Anschließend untersucht Kwiatkowski-Celofiga die langfristigen Folgen der Diskriminierung für die Betroffenen, wobei sie zwischen beruflich-finanziellen und persönlich-gesundheitlichen Folgen differenziert. Die Autorin betont hier den individuell unterschiedlichen Umgang der Betroffenen mit Diskriminierungserfahrungen: Viele versuchten die angestrebten Bildungsabschlüsse auf Umwegen zu erreichen, etwa über eine betriebliche Ausbildung oder den Besuch kirchlicher Bildungseinrichtungen. Nur wenige stellten einen Antrag auf Ausreise aus der DDR. Gravierend waren häufig auch die persönlichen Folgen wie innerfamiliäre Konflikte, Veränderungen im persönlichen Umfeld sowie ein grundlegender Vertrauensverlust gegenüber staatlichen Institutionen und Mitmenschen. Im letzten Kapitel schließlich befasst sich die Studie mit Möglichkeiten und Grenzen der Rehabilitierung nach 1990, wobei Kwiatkowski-Celofiga deutlich macht, dass die entsprechenden Gesetze die "Hoffnung auf eine Anerkennung und eine angemessene Entschädigung der Benachteiligung [...] nur bedingt" erfüllen konnten (387), wofür nicht zuletzt ausschlaggebend war, dass der Gesetzgeber die hohen Kosten einer umfassenderen Entschädigung scheute. Zu Recht macht sie zudem auf die Unterschiede zwischen den Generationen aufmerksam, denn nur für die jüngeren Jahrgänge war ein Nachholen der aus politischen Gründen verhinderten Bildungskarriere sinnvoll.

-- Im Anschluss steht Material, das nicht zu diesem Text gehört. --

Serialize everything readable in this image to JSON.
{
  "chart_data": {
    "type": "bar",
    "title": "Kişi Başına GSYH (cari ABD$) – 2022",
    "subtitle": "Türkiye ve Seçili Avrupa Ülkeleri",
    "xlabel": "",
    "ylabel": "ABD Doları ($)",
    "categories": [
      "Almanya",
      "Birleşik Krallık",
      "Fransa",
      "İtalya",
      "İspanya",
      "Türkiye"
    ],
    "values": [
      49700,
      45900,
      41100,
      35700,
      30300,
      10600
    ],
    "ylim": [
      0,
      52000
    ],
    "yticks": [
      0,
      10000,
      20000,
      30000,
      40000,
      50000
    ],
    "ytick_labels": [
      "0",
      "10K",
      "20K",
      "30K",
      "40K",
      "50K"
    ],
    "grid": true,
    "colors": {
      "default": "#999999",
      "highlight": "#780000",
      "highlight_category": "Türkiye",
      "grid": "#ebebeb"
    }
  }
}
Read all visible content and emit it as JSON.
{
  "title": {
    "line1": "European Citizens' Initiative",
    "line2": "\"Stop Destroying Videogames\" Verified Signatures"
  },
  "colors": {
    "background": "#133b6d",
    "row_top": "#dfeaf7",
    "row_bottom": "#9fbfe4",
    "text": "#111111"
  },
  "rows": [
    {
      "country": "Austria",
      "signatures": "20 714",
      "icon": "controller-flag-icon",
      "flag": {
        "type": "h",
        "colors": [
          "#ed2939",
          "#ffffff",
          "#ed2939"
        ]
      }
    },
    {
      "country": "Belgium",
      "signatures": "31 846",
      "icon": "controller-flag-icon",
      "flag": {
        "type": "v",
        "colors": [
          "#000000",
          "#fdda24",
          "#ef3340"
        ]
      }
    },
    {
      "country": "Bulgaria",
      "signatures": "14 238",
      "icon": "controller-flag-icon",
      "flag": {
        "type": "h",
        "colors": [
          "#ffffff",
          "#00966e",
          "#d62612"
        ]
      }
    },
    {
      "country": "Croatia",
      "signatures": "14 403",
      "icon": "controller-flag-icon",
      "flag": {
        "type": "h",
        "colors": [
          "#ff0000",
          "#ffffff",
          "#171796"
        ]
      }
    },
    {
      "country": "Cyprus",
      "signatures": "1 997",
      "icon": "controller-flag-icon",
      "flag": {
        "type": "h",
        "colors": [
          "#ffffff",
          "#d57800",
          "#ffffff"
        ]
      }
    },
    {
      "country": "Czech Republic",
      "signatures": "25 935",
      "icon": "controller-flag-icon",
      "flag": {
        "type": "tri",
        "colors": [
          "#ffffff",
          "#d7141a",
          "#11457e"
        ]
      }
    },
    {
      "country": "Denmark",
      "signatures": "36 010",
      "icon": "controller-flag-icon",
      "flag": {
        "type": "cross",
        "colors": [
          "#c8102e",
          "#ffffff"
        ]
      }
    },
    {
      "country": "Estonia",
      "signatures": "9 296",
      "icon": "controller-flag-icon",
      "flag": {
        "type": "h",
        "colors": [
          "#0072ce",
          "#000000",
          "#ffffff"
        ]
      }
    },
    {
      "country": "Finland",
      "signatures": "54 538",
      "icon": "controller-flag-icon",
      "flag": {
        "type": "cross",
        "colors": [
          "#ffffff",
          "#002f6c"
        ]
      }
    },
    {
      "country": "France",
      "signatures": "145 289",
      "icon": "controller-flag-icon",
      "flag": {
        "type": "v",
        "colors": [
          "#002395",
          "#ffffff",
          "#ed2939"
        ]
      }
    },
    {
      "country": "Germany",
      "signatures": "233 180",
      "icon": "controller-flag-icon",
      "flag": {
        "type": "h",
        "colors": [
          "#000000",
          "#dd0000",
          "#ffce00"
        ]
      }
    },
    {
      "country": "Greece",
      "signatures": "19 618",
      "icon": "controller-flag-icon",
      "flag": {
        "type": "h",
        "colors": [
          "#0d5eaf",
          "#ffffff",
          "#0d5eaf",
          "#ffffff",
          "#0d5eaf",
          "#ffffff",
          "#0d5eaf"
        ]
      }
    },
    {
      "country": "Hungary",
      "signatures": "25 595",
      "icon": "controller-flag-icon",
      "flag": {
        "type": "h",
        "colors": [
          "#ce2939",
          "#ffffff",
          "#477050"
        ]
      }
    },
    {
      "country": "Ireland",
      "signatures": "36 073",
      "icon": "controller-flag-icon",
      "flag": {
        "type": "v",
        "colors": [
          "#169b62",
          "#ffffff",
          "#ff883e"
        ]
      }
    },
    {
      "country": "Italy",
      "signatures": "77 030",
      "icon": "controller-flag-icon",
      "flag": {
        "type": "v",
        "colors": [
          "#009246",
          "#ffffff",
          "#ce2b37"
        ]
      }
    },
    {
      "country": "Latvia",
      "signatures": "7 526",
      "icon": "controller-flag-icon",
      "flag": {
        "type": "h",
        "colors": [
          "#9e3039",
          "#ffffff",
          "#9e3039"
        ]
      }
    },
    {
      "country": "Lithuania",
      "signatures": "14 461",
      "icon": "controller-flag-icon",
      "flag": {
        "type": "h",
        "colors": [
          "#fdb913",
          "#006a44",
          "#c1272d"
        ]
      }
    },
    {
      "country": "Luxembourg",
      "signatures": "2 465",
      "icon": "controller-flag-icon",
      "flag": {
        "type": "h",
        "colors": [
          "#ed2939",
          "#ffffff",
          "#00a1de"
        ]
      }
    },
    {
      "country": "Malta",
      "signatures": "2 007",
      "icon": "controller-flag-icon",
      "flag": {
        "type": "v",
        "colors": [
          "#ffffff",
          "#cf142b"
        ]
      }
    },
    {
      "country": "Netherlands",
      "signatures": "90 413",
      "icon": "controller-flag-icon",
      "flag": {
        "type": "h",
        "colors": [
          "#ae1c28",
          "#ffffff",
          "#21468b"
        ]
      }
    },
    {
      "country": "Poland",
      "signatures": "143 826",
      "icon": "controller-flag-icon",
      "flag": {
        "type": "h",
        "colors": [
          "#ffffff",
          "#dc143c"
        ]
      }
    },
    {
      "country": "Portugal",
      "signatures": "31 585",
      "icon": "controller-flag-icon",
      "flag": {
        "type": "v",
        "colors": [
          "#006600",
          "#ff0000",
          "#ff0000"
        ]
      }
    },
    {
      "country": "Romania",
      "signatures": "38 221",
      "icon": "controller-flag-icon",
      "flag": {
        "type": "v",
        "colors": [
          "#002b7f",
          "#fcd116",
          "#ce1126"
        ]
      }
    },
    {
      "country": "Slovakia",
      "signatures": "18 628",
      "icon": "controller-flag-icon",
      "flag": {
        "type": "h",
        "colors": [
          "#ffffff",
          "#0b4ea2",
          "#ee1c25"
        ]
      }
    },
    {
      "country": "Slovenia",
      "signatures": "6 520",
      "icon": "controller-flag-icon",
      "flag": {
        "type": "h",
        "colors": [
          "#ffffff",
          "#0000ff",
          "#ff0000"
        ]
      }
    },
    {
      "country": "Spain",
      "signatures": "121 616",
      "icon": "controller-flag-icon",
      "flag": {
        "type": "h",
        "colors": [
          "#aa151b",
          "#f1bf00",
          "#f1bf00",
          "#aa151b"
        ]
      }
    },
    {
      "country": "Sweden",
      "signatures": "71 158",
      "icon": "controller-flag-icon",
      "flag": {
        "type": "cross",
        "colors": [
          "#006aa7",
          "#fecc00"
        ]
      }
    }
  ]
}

Tina Kwiatkowski-Celofiga hat eine insgesamt überzeugende Arbeit vorgelegt, die die bisherigen Erkenntnisse zum Schulwesen der DDR um wichtige Aspekte erweitert. Als innovativ und produktiv erweist sich insbesondere die Verbindung von DDR-Geschichte mit der Geschichte der - juristischen und verwaltungsmäßigen - Aufarbeitung. Auch die Verknüpfung von quantitativer und qualitativer Auswertung der Rehabilitierungsakten überzeugt größtenteils, wenngleich man der Autorin an mancher Stelle mehr Mut zur zuspitzenden Thesenbildung gewünscht hätte. Zudem hätte dem Manuskript eine Straffung gutgetan, insbesondere mit Blick auf den teilweise überbordenden Fußnotenapparat.